“Try to be sober for five seconds and focus.” Josh grabs the Red Bull can as she attempts to open it. “Am I supposed to send the underwear back to her? I spent two hundred dollars on a tiny triangle of mesh and now it’s mocking me.”
“You bought them?” Ari abruptly turns down a different aisle. “Did I tell you that Cass has this thing about plain cotton briefs?” She raises her eyebrows like he’s supposed to read something into that. “She never wanted me to wear anything else.” She grabs a ten-pack of generic women’s underwear off the rack, holding it out to him. “I have a drawer full of these from Costco!” She drops the package of briefs and Josh retrieves them from the floor. “Okay. Your turn. You need to tell me one really aggravating thing about Sophie.”

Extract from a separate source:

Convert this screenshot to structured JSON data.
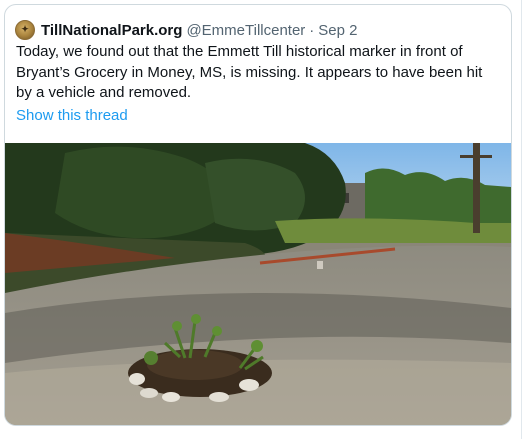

He places the briefs back on the rack. “Why?”
“This woman left you high and dry at a time when you needed support and you never talk shit about her. Like…would she leave one square of toilet paper on the roll without replacing it? Did she quietly fart as soon as you left the room when she thought you wouldn’t hear? Does she own NFTs? Does she have any weird rashes or unconscionable hot takes on Zack Snyder?”
Josh scans the Sophie Archives for an anecdote that’s interesting but not painful. A fondness for rioja, the fact that her Kindle was never charged, her fondness for having sex while blindfolded with her sleep mask…
“Sophie has to be listening to this very specific podcast in order to…” Josh performs a noncommittal hand gesture. “You know…”
“Have an orgasm?” Ari shouts.
He shushes her, glancing around the store.
“What was it?” She leans in like she’s going to whisper but speaks in the same loud drunk voice. “Like…an ASMR thing? Erotic short stories?”
“That’s the worst part.” He waits for another shopper to move past them. “It was This Week in Tech.”
Ari nods slowly. “You know what you should do?” She grabs the lapel of his coat and he inhales the scent of Jose Cuervo and citrusy perfume. Her mouth curves into an evil grin. “You should get another woman to put the panties on and take a picture of her and send that photo to Sophie.”
Josh stares at her, impressed and a little intimidated. “Fuck, I’m glad I’ll never have to break up with you.”
She drops her grip on his coat and continues down the aisle, already on to the next topic. “Why don’t you have NyQuil in your apartment? How do you live?” Her voice sounds like truck tires over gravel.
“Klonopin.” He picks up the dark blue NyQuil package. “You shouldn’t be taking cold medication when you’re drunk.”
“Nonsense! That’s the best time to—” Ari stops in her tracks, nearly tripping him. “Oh my God.”
“What? What is it?”
She bounces over to a cardboard display at the end of the next aisle and grabs a box.
“Josh.” She clutches the package to her chest. “Will you be my Dust Daddy?”
He flushes for a second before she flips the box around to show him the logo. It’s some kind of phallic as-seen-on-TV vacuum-cleaner attachment and she’s definitely about to make a scene.
“I’m begging you not to turn that into a nickname.”
“It’s for cleaning. Your favorite. Ooh, it gets into the tiniest cracks and crevices.” She holds out the box at arm’s length so they can both read it. “Flexible tubes with ‘powerful suction.’ How can a girl compete with that?” She bites her lip. “Should we get it? Is this my new boyfriend?” She drops the Dust Daddy back onto the display. “Oh! I have the best idea!”
Josh makes frenetic shushing motions, which only seem to amuse her. “Does it involve a giant bottle of Gatorade and some aspirin?”
“Pervertables.”
“What?” He feels the flush creeping back, not that she’d notice subtle details like that right now. The entire store must look like an expressionist painting to her.
“You pick out items that are normal on their own but could be sexual in the right context. When you buy them together, it looks like you’re preparing for a low-budget kink scene. Like”—she squeezes her eyes shut for a moment—“clothespins and a jump rope.”
“No.”
“Yes,” she insists. “I challenge you to a pervertables duel. Hamilton versus Burr.”
“Is this some awful improv game you force your students to do at the first class?”